Dieser Mangel kann durch eine zusätzliche Hinterfütterung der Randsteine mit bewehrtem Beton beseitigt werden. Dafür kann der AN keinen Zuschuss durch den AG verlangen. Es handelt sich nämlich nicht um Sowiesokosten. Das sind solche zusätzlichen Kosten, die bei fachgerechter Ausführung sowieso entstanden wären. Voraussetzung dafür ist jedoch, dass der AN diese Leistungen nach dem Vertrag ursprünglich nicht schuldete. 

Wenn die Kalkulation des AN auf den konkreten Angaben des AG im LV beruht, schuldete er lediglich die dort angegebenen Arbeiten zu dem kalkulierten und vereinbarten Preis. Notwendige Zusatzarbeiten müssten auch extra vergütet werden, sodass der AN einen Vorschuss verlangen kann, wenn er zur Beseitigung von Mängeln solche zusätzlichen Arbeiten erbringen muss.

Andererseits haftet der AN aber auch für den Erfolg, den er für einen bestimmten Preis verspricht. In diesem Fall „bleibt er an seine Zusage selbst dann gebunden, wenn sich die beabsichtigte Ausführungsart nachträglich als unzureichend erweist und aufwändigere Maßnahmen erforderlich werden.“ Dann ist auch kein Raum für die Beteiligung des AG an den Kosten der Mängelbeseitigung über die Sowieso-Kosten.

Hier haben die Parteien einen Festpreis für die Leistungen gemäß Leistungsbeschreibung zur Herstellung der Waschhalle nebst schwerlastfähigen Außenanlagen vereinbart. Das bedeutet, dass der AN alle Leistungen zu dem vereinbarten Preis erbringen muss, die erforderlich sind, um den vereinbarten Erfolg zu erreichen. In dem Festpreis sind also auch alle Kosten enthalten, die entstehen für die funktionsgerechte Herstellung der Randsteine. 

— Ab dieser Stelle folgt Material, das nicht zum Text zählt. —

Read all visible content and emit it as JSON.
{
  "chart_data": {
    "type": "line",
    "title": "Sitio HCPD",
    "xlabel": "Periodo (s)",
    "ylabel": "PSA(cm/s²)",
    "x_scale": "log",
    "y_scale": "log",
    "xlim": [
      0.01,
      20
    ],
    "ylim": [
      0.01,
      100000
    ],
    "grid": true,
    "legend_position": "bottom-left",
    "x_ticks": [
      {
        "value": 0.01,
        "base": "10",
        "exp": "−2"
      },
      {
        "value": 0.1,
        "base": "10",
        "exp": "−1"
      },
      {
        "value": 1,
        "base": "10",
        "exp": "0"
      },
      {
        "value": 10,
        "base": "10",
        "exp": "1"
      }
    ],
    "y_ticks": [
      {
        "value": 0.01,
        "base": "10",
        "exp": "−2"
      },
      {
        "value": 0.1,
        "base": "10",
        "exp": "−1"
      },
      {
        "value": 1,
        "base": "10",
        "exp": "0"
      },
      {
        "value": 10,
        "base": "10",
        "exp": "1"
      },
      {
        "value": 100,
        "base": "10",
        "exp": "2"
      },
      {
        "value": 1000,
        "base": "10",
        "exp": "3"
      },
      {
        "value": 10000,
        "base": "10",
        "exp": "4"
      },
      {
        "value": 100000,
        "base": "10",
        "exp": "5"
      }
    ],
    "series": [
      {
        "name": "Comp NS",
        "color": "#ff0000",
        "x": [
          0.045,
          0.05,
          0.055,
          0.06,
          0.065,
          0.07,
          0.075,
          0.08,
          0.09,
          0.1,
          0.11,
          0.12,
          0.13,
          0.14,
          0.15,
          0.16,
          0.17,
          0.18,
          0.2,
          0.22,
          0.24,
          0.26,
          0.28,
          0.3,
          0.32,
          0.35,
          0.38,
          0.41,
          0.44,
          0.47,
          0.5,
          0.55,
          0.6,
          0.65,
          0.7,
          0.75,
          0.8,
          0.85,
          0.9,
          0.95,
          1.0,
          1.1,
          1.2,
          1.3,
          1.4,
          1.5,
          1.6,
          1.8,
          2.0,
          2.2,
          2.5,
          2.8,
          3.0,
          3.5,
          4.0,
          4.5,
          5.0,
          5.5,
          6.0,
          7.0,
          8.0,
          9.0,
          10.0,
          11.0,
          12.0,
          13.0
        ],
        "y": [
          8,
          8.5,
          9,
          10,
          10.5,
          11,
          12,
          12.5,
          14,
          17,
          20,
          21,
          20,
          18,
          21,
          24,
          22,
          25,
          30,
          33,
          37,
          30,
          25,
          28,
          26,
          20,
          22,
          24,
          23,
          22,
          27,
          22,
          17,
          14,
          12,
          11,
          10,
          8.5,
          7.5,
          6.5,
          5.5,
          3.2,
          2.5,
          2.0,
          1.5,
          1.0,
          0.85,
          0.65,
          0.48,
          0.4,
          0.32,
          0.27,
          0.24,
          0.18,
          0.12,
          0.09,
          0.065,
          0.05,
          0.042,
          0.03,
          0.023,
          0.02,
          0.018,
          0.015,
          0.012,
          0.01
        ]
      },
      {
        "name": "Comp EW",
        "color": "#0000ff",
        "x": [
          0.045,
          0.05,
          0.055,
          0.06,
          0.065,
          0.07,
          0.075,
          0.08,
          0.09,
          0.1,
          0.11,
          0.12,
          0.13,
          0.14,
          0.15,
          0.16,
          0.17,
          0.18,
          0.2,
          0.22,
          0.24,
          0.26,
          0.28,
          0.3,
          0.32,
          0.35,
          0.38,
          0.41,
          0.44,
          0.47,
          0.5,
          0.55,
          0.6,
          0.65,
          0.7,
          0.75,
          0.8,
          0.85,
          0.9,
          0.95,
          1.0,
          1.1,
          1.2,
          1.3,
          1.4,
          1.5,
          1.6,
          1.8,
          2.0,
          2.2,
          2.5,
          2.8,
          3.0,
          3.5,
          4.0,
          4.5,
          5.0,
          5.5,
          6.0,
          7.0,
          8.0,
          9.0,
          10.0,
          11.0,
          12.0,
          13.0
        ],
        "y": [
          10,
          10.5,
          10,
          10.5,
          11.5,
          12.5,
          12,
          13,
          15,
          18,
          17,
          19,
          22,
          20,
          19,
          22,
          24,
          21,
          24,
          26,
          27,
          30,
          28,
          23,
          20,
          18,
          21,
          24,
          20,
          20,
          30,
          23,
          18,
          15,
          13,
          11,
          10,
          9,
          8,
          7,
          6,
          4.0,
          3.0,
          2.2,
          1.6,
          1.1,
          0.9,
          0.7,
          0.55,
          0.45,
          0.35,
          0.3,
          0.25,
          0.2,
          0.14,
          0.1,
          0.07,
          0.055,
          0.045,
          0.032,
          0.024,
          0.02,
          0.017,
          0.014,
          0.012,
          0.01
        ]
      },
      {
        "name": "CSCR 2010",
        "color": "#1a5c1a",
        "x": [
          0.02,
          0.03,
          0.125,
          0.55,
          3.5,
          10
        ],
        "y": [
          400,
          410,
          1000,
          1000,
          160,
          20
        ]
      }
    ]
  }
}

Wenn der AN im Rahmen seiner Ausführungsplanung bzw. bei seiner Kalkulation der erforderlichen Arbeiten nicht sämtliche notwendigen Kosten berücksichtigt, kann dies nicht über die Einforderung von Sowieso-Kosten zulasten des AG gehen.

Daher hat das Gericht den AN verurteilt, die Mängel der Randsteine zu beseitigen.

(OLG Karlsruhe, Urteil vom 27.03.2018, Aktenzeichen: 8 U 51/15)

Praxistipp

Die Frage, ob der AG über die Sowieso-Kosten an den Aufwendungen für eine Mängelbeseitigung zu beteiligen ist, sollte sich durchaus jeder AN stellen, wenn die Beseitigung von Mängeln gefordert wird. Die für die Antwort erforderliche Auslegung des Vertrags ist meistens nicht einfach und schnell erledigt. 

Es müssen sämtliche vertraglichen Unterlagen berücksichtigt werden, um in jedem einzelnen Fall festzustellen, welche Leistung der AN konkret schuldet und welcher funktionale Erfolg versprochen wurde. Oft lohnt sich die Mühe aber schon aus dem Gesichtspunkt, dass mit einer fundierten Argumentation der AG im Verhandlungswege durchaus veranlasst werden kann, sich mit einem bestimmten Betrag an den Kosten der Mängelbeseitigung zu beteiligen.